Chris Kraus, geboren 1963 in Göttingen, ist Schriftsteller, Drehbuchautor und Filmemacher. Seine auch international erfolgreichen Kinofilme (darunter ›Die Blumen von gestern‹, ›Vier Minuten‹) wurden vielfach ausgezeichnet, u.a. mit sieben Deutschen Filmpreisen. Als Romancier ist Chris Kraus mit bisher vier Romanen hervorgetreten. Sein literarischer Durchbruch, das Familienepos ›Das kalte Blut‹, wurde in viele Sprachen übersetzt und avancierte in Frankreich und Spanien zum Bestseller. Der Autor lebt in Berlin.

Lesermeinung

In Chris Kraus’ Roman “Die Sonne und der Mond” prallen zwei Welten aufeinander, die unterschiedlicher kaum sein könnten und doch auf bizarre Weise miteinander verbunden sind. Sonja Meling, eine Bestattungsunternehmerin mit dem poetischen Firmennamen „Sommernachtstraum“, und Jana, eine gefeierte Komikerin, deren Lebensinhalt das Lachen ist, finden nach Jahren der Entfremdung wieder zueinander, als Jana einen schmerzlichen Verlust erleidet und auf die Dienste von Sonja angewiesen ist.

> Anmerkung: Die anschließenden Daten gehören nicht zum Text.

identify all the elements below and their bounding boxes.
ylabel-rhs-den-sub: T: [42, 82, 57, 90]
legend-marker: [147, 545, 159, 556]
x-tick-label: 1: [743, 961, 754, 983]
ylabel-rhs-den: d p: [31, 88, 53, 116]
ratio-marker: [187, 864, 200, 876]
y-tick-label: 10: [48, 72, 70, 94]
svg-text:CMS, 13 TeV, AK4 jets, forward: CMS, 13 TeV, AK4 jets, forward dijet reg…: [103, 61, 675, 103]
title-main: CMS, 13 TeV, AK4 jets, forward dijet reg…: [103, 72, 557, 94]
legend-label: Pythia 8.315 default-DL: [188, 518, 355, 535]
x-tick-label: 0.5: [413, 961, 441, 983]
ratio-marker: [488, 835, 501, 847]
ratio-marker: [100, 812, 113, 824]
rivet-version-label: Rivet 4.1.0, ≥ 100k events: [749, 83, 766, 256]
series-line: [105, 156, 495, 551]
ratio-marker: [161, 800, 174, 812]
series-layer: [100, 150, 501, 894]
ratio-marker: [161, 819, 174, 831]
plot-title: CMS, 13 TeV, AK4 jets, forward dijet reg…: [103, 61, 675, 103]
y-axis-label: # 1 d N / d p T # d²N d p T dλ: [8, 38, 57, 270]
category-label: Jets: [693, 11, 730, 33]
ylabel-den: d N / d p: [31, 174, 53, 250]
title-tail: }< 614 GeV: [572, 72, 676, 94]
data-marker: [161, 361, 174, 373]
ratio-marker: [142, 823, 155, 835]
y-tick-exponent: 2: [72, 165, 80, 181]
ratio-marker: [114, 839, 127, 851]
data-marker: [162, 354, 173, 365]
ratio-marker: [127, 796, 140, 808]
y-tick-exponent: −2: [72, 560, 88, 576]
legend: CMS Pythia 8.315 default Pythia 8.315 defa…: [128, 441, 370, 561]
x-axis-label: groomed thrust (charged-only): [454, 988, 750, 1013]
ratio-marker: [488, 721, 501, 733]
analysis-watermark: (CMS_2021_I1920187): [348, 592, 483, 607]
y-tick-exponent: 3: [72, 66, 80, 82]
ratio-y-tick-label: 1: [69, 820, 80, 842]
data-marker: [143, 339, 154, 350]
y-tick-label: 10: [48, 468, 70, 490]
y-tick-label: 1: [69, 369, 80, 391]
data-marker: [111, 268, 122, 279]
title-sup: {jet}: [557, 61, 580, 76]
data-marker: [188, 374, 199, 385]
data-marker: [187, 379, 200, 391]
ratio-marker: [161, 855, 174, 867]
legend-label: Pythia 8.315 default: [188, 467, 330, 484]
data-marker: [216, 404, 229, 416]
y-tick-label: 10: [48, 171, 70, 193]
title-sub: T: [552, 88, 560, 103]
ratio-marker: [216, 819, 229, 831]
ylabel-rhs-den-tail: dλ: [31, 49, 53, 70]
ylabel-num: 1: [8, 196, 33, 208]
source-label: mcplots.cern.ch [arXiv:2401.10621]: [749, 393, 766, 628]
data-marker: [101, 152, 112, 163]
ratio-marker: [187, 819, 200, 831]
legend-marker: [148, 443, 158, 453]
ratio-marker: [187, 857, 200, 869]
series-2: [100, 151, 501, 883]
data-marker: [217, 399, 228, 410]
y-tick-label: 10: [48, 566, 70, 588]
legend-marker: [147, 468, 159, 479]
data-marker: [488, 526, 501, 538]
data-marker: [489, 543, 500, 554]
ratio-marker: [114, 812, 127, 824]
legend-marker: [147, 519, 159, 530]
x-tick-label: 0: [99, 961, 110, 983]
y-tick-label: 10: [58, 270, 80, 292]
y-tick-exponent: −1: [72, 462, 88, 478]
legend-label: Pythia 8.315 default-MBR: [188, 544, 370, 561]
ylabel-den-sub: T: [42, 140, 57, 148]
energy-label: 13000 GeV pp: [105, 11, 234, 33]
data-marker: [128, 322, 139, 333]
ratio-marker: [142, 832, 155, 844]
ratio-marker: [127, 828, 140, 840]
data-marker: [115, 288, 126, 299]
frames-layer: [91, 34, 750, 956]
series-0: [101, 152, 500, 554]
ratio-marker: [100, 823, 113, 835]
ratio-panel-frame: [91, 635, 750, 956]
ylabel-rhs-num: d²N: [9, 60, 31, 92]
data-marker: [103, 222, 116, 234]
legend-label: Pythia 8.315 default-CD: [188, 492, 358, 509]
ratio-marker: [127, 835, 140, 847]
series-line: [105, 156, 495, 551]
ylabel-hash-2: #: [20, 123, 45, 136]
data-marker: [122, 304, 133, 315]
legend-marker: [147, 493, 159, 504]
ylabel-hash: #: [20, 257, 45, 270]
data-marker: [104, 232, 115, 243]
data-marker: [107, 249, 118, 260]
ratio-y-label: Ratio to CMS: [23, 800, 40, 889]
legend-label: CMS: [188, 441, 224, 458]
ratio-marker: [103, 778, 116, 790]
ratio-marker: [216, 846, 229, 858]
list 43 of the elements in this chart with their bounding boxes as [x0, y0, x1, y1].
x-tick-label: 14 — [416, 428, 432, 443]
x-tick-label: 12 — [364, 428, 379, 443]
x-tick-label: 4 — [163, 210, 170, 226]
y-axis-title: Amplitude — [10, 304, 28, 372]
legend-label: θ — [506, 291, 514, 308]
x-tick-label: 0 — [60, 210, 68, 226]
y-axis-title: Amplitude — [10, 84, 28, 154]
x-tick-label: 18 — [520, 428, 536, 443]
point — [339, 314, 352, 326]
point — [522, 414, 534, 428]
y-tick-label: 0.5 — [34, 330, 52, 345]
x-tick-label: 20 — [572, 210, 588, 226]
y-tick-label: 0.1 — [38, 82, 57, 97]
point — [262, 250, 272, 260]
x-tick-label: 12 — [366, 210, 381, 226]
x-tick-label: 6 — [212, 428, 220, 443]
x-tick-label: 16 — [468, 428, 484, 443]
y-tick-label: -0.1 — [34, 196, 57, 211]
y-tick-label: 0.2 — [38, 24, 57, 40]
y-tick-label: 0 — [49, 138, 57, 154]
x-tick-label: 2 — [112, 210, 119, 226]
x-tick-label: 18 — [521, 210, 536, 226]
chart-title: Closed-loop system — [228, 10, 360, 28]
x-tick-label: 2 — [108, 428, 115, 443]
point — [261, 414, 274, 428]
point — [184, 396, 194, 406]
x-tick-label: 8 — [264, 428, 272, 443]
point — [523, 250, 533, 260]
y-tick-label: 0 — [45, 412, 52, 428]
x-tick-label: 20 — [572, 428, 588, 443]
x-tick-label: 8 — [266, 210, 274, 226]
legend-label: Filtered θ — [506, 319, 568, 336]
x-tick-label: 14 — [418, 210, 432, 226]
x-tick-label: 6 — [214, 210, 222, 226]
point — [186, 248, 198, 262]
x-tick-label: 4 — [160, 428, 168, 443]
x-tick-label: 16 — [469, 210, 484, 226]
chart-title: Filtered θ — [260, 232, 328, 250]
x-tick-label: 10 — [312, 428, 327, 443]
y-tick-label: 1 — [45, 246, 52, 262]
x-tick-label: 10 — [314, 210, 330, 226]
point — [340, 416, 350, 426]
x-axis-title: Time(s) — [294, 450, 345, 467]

Was einst eine tiefe Freundschaft war, ist nun von Stacheldraht und unausgesprochenen Vorwürfen umgeben. Kraus entwirft ein ebenso skurriles wie berührendes Bild dieser ungewöhnlichen Wiederbegegnung. Der Roman fordert den Leser zunächst heraus. Kraus’ Stil ist opulent, detailreich und verschachtelt, was den Einstieg etwas mühsam gestalten kann. Doch wer sich darauf einlässt, wird mit einer tiefgründigen Auseinandersetzung mit den Themen Tod, Leben, Freundschaft und Versöhnung belohnt.

Ähnlich wie bei Michael Köhlmeier finden sich groteske Elemente und überraschende Wendungen, die die Geschichte immer wieder in unerwartete Richtungen lenken. Im Zentrum steht der Tod, unweigerlich und allgegenwärtig. Doch Kraus beleuchtet auch die Facetten des Lebens, die dem Tod vorausgehen und untrennbar mit ihm verbunden sind. Seine Figuren sind kauzig und exzentrisch, ihre Innenwelten manchmal fragmentarisch, aber gerade in ihren Unvollkommenheiten wirken sie authentisch. Die Konflikte zwischen Sonja und Jana sind originell und vielschichtig dargestellt, voller bissigem Humor und schmerzlicher Ehrlichkeit.

Kraus scheut sich nicht, die dunklen Seiten der menschlichen Natur zu zeigen: Eifersucht, Verrat, die Unfähigkeit zur Liebe. Doch er zeigt auch die Sehnsucht nach Nähe, die Schwierigkeit, Distanz zu wahren, und die Notwendigkeit der Vergebung.

“Die Sonne und der Mond” ist mehr als nur ein Trauerbuch. Es ist eine Hommage an die Unvollkommenheit des Lebens, an die Kraft der Freundschaft und an die Möglichkeit der Versöhnung. Kraus’ Roman ist ein Plädoyer für Akzeptanz, sowohl des Lebens als auch des Todes, und eine Erinnerung daran, dass wir alle soziale Wesen sind, die voneinander abhängen. Trotz aller Tragik und Melancholie schwingt in diesem Roman immer auch ein Hoffnungsschimmer mit.

Kraus’ Humor, seine sprachliche Virtuosität und seine liebevolle Zeichnung seiner Figuren machen “Die Sonne und der Mond” zu einem außergewöhnlichen Leseerlebnis. Ein Beerdigungsinstitut als Schauplatz einer Geschichte über Leben und Tod – das ist in der Tat mal etwas anderes und zeugt von Kraus’ Mut zur Originalität. Wer sich auf diesen ungewöhnlichen Roman einlässt, wird mit einer tiefgründigen und berührenden Lektüre belohnt.